Identifying Laboratory-Grown Diamond
Friday, 8 Feb, 1-3 pm, Coconino Room, Tucson Convention Center
Now more than ever, full disclosure and confidence in knowing what you are buying is critical. Through interactive guided discussion and a hands-on lab, this seminar will cover HPHT and CVD laboratory-grown diamonds and how to separate them from natural diamonds.
 
Emerald: Country of Origin Determination
Saturday, 9 Feb, 9-11 am, Coconino Room, Tucson Convention Center
Participants will learn the visual, inclusion and chemistry factors that lead to country of origin opinions. Participants will use microscopes during the lab session to identify inclusions in samples used by the GIA laboratory. After completing this advanced seminar, students will have an understanding of the characteristics that indicate the country of origin for emerald, and the complexities involved.
 
Low Temperature Heat Treatment of Mozambique Rubies and Basaltic Blue Sapphires
Saturday, 9 Feb, 1-3 pm, Coconino Room, Tucson Convention Center
This lecture and lab session will focus on GIA’s research to try to develop more reliable ways to separate these low-temperature treated stones from those that have not been treated.
 
Free GIA Presentations
Research Update
Friday, 8 Feb, 9-10 am, Mohave Room
Dr James Shigley, GIA distinguished research fellow, will share the latest news from GIA Research. This presentation will cover important industry insights including research on diamonds, coloured stones and other timely topics.
 
The Causes of Colour in Natural Coloured Diamonds
Wednesday, 6 Feb, 9-10 am, Maricopa Room
This presentation will cover GIA’s ongoing research on diamond colour and provide an overview of colour-causing factors in natural diamonds.
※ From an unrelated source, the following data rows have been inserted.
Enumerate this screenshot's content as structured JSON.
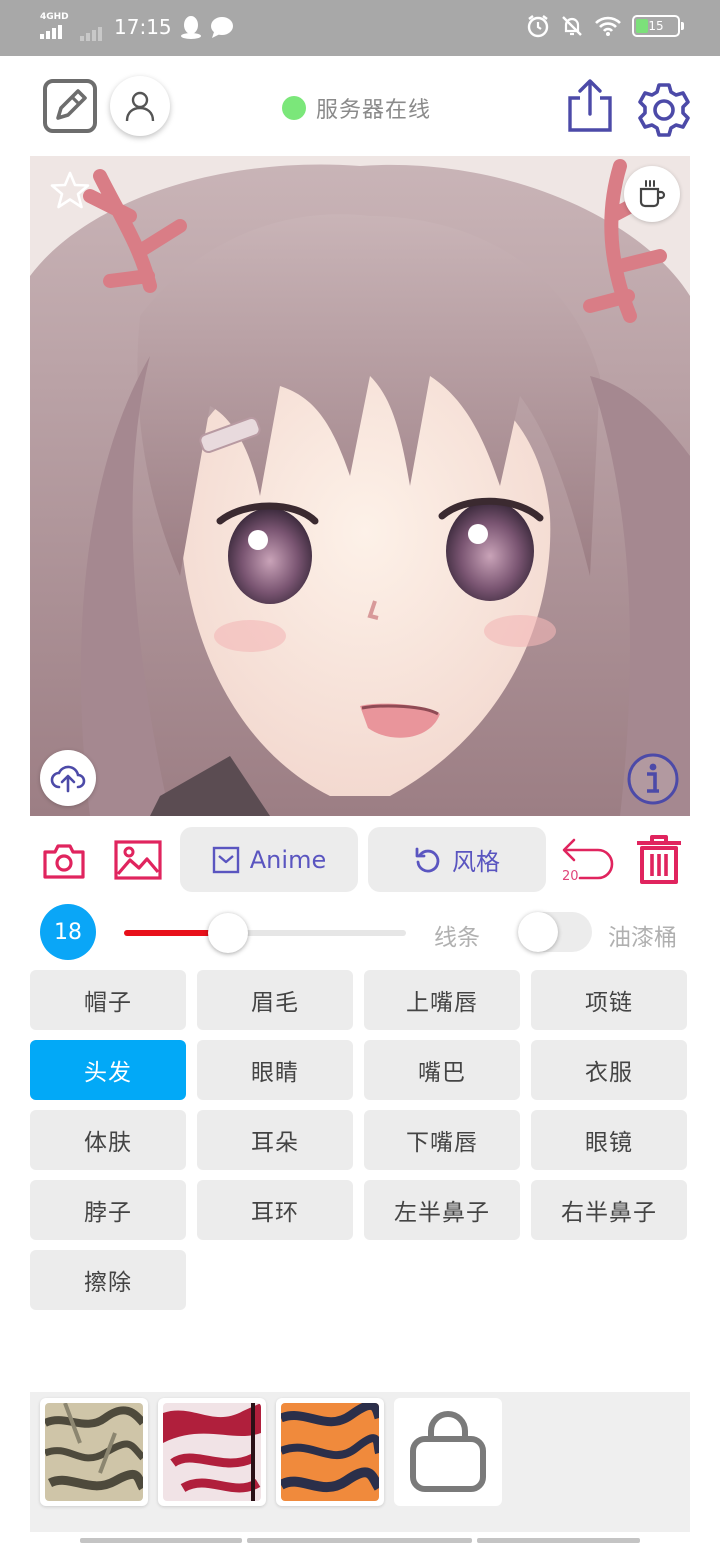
{
  "status_bar": {
    "network_label": "4GHD",
    "time": "17:15",
    "battery_level": "15",
    "icons": [
      "qq-icon",
      "message-icon",
      "alarm-icon",
      "mute-icon",
      "wifi-icon",
      "battery-icon"
    ]
  },
  "header": {
    "server_status": "服务器在线",
    "server_status_color": "#7be77a",
    "accent_color": "#5a55c0"
  },
  "tools": {
    "anime_label": "Anime",
    "style_label": "风格",
    "undo_count": "20",
    "danger_color": "#e0245e"
  },
  "brush": {
    "size": "18",
    "size_fraction": 0.37,
    "line_label": "线条",
    "bucket_label": "油漆桶",
    "bucket_enabled": false
  },
  "parts": [
    {
      "label": "帽子",
      "active": false
    },
    {
      "label": "眉毛",
      "active": false
    },
    {
      "label": "上嘴唇",
      "active": false
    },
    {
      "label": "项链",
      "active": false
    },
    {
      "label": "头发",
      "active": true
    },
    {
      "label": "眼睛",
      "active": false
    },
    {
      "label": "嘴巴",
      "active": false
    },
    {
      "label": "衣服",
      "active": false
    },
    {
      "label": "体肤",
      "active": false
    },
    {
      "label": "耳朵",
      "active": false
    },
    {
      "label": "下嘴唇",
      "active": false
    },
    {
      "label": "眼镜",
      "active": false
    },
    {
      "label": "脖子",
      "active": false
    },
    {
      "label": "耳环",
      "active": false
    },
    {
      "label": "左半鼻子",
      "active": false
    },
    {
      "label": "右半鼻子",
      "active": false
    },
    {
      "label": "擦除",
      "active": false
    }
  ],
  "textures": [
    {
      "name": "texture-camo-beige",
      "colors": [
        "#cfc5a8",
        "#4e4a3c"
      ]
    },
    {
      "name": "texture-crimson-white",
      "colors": [
        "#f1e3e6",
        "#b01f3c"
      ]
    },
    {
      "name": "texture-orange-tiger",
      "colors": [
        "#f08a3c",
        "#2b2f4a"
      ]
    }
  ]
}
The presentation will also include an in-depth look at green, blue and pink diamonds in GIA’s extensive research database, summarising research results and the causes of colour in these valuable and rare stones.
 

GIA’s artisanal mining guide accompanied by gemstones, tweezers and a loupe
GIA’s artisanal mining guide, in Swahili, is aimed at providing educational information to East Africa’s small-scale miners at the source, and giving them a greater understanding of the value of their production. Photo by Robert Weldon/GIA.
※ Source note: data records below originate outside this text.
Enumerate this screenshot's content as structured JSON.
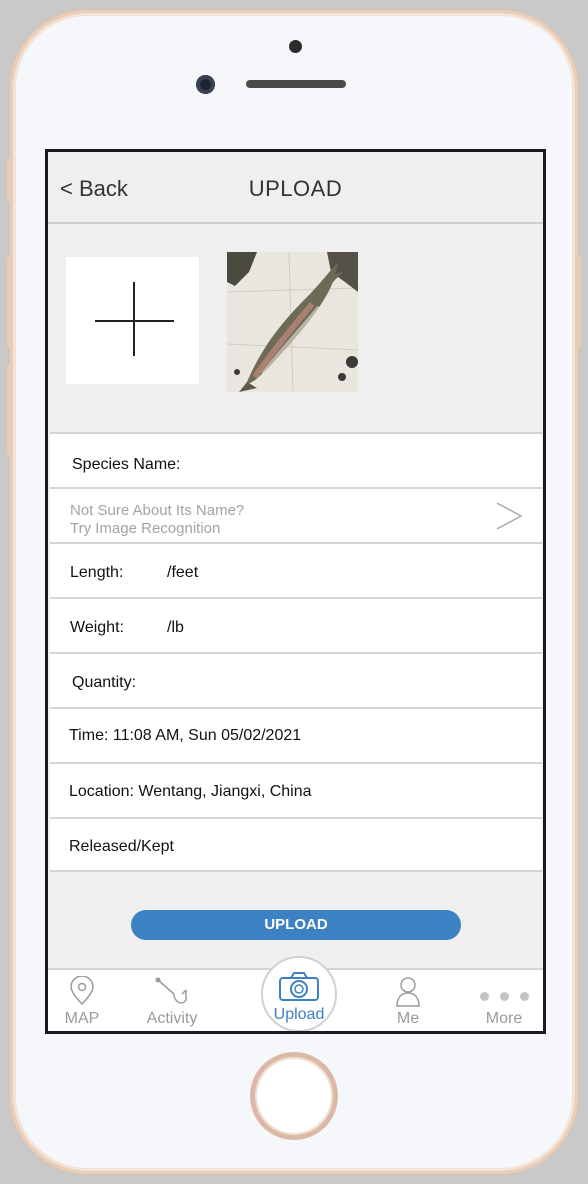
{
  "header": {
    "back_label": "< Back",
    "title": "UPLOAD"
  },
  "form": {
    "species_label": "Species Name:",
    "recognition_hint_line1": "Not Sure About Its Name?",
    "recognition_hint_line2": "Try Image Recognition",
    "length_label": "Length:",
    "length_unit": "/feet",
    "weight_label": "Weight:",
    "weight_unit": "/lb",
    "quantity_label": "Quantity:",
    "time_text": "Time: 11:08 AM, Sun 05/02/2021",
    "location_text": "Location: Wentang, Jiangxi, China",
    "released_kept_label": "Released/Kept"
  },
  "upload_button_label": "UPLOAD",
  "tabbar": {
    "map": "MAP",
    "activity": "Activity",
    "upload": "Upload",
    "me": "Me",
    "more": "More"
  },
  "icons": [
    "plus-icon",
    "fish-photo",
    "chevron-right-icon",
    "map-pin-icon",
    "fishing-hook-icon",
    "camera-icon",
    "user-icon",
    "more-dots-icon"
  ],
  "colors": {
    "accent": "#3b81c3",
    "screen_bg": "#efefef",
    "phone_frame": "#e8cdb8"
  }
}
GIA Museum and Library Exhibitions
Jumbo Gems
14-17 Feb
The GIA Museum will present a spectacular display of Jumbo Gems – the largest, a 21,290 ct rock crystal quartz from Brazil. These gems demonstrate the importance of facets and how they play a role in bringing beauty to a gemstone, as well as the size in which some gem materials can occur.
 
Selecting Gem Rough: A Guide for Artisanal Miners
14-17 Feb
This exhibition from GIA’s library highlights the booklet Selecting Gem Rough: A Guide for Artisanal Miners. GIA wrote, designed and produced this educational guide containing basic gemmological concepts that help artisanal miners in Africa better understand value factors in the rough they mine. Results have shown that miners have tripled the value of their production. The exhibition case includes rough and cut examples of many East African gems including amethyst, aquamarine, diamond, emerald, garnet, opal, sapphire, tanzanite, tourmaline and zircon. There will be a smaller version of this display at the AGTA GemFair on 5-10 Feb.
 
Party at the GIA Gem Mine: India Odyssey
Experience a virtual Indian Odyssey as we celebrate the geography and culture that influenced much of the gem and jewellery industry. The annual Party at the GIA Gem Mine brings together industry friends on 8 Feb from 6:30-11 pm. at the Marriott University Park Hotel. Tickets are $55 prior to 15 Jan; $65 after and at the door. Click here to purchase tickets.


About GIA

An independent non-profit organisation, GIA (Gemological Institute of America), established in 1931, is recognised as the world’s foremost authority in gemmology. GIA invented the famous 4Cs of Colour, Clarity, Cut and Carat Weight and, in 1953, created the International Diamond Grading System™ which is recognised around the world as the standard for diamond quality.
 
Through research, education, gemmological laboratory services and instrument development, the Institute is dedicated to ensuring the public trust in gems and jewellery by upholding the highest standards of integrity, academics, science and professionalism.